Door Kickers is an action-strategy game for the Nintendo Switch. You control a S.W.A.T. team working its way through missions to take down the bad guys and rescue hostages. It’s a complex game that requires some strategic thinking and planning.
The game is played from a top-down perspective. Each scenario gives you a chance to plan a route through a single-screen layout. There’s usually a building with multiple rooms to explore; sometimes it might be an outdoor setting like a car park. Wherever you find yourself, the place is generally littered with gun-toting terrorists, along with the occasional bomb to diffuse and hostages to rescue.
Missions are broken into three phases: deployment, planning and execution. You can choose which troops to bring along from your squad. Sometimes you’ll only have two spots to fill, while other missions allow up to eight to join your team. Each troop varies in skill levels, like marksmanship and field skills. You can also upgrade elements like armour and weapons here. I didn’t see any females in the group, though, which is disappointing.
Planning is the most time-consuming part of the mission. During this phase, you can organise how your troops will move through the scene by opening doors, pausing to regroup, and basically searching room to room until you can give the all clear. This is where it gets complex, mostly because of the sheer amount of options. The execution phase is basically the troops following this route, walking along the path you’ve set.
The controls take a lot of getting used to. Door Kickers tries to explain the complex movements available when you begin playing, but it all went completely over my head at first. There are a lot of options when it comes to moving your troops about, and none of it made sense until I tried it myself. A more robust tutorial level could have gone a long way to ease new players into the game.
It’s also not clear why you can work outside of the planning mode. Once you execute your plan, you can still move any soldiers who have no route—or whose route has finished—in real time. It makes it a little confusing. It may be just another way to play, but it’s not explained very well. I occasionally planned the route for only a couple of my troops, then moved one or two others around manually as backup. It worked, sometimes.
Door Kickers has two main gameplay modes: Single Mission and Campaign. Campaign mode is locked until you gain enough experience to reach Squad Level 6. This seemed like a confusing decision at first. After playing, however, I understand why; the campaigns are much harder.
Single Mission boasts 86 missions, which you can tackle in any order. These vary in difficulty, with each mission earning you a rating of up to three stars. These are determined by time spent on a mission and number of surviving troops. Stars serve as a sort of currency, used to unlock upgrades for your troops. It also adds replayability to the game as you go for that perfect score.
There’s another feature within Single Mission called a mission generator. You can randomly generate a map by choosing various settings, like difficulty level and size of the play area. This feature adds a lot more content to an already impressively large game.
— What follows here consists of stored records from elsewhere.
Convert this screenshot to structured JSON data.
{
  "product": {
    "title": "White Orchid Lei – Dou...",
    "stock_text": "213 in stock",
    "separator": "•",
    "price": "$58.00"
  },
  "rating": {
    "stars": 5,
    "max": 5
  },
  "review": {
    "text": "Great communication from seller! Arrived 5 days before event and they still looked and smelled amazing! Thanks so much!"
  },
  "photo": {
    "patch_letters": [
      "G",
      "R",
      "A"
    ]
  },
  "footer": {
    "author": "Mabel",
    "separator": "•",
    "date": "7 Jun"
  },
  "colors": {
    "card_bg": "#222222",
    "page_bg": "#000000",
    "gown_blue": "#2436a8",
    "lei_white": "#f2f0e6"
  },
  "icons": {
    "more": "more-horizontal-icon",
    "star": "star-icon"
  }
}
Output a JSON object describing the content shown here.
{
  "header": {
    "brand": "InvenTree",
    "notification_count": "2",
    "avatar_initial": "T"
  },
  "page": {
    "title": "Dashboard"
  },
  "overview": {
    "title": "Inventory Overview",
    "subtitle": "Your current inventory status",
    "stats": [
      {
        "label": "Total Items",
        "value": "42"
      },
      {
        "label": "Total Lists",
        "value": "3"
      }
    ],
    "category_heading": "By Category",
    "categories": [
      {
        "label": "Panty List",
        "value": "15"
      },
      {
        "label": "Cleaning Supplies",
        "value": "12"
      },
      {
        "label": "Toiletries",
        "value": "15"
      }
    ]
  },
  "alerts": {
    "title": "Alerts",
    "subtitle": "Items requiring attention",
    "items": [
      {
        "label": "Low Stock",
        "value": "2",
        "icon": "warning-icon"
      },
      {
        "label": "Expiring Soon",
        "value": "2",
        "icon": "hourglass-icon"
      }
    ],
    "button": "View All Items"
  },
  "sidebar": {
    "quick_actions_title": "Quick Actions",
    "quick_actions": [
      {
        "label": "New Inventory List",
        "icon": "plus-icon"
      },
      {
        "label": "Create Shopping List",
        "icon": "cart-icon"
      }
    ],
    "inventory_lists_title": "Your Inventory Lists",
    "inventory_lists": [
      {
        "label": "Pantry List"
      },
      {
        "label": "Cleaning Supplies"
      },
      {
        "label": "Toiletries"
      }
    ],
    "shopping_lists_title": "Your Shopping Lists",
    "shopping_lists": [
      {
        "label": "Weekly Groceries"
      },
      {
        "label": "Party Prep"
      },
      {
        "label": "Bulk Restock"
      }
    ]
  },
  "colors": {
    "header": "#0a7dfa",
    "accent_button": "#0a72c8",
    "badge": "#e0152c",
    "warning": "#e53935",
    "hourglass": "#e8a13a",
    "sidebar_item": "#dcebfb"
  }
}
Campaign Mode provides you with six campaigns to work through, each with a series of missions. The plot is extremely basic; there’s very little story or character development in Door Kickers. The main difference in this mode is that you only have a set squad of troops to work with. You’ll still deploy them at the beginning of each mission, but if they don’t survive, you’re left with fewer men to complete the next mission. If your entire regiment is taken out before you reach the end of the campaign, it’s game over.
There are a few odd features I’d like to see fixed. When you fail a mission, you can “Restart” from the menu. This takes you back to the mission, complete with your failed plan in place. I’d prefer to see my mission actually restart from the beginning, since my plan obviously didn’t work.
Pausing gives you a similar menu, now with both “Restart” and “Resume” options. Both take you back to the current mission, with the current plan in place; there’s no difference between these options. Again, I think the meaning of the word “restart” has been misinterpreted. I’m also unsure how to undo moves along my route; I could really use a Ctrl-Z function here. Instead, I found myself quitting entirely and restarting properly from the main menu.
Conversely, I appreciate other menu options, like the ability to adjust the level of gore. The user interface in general is good, with a clear and easily navigable menu. Graphically, the game is fine, with a dark aesthetic that suits the grim nature of the game. The gore adds to this tone and gives it a more realistic edge.
Overall, Door Kickers is a complex game made for the strategic thinker. There’s plenty of content to sink your teeth into, providing almost endless hours of combat. It could use a better tutorial, and the controls may put some players off at first, but there’s a lot to uncover here for fans of tactical shooters.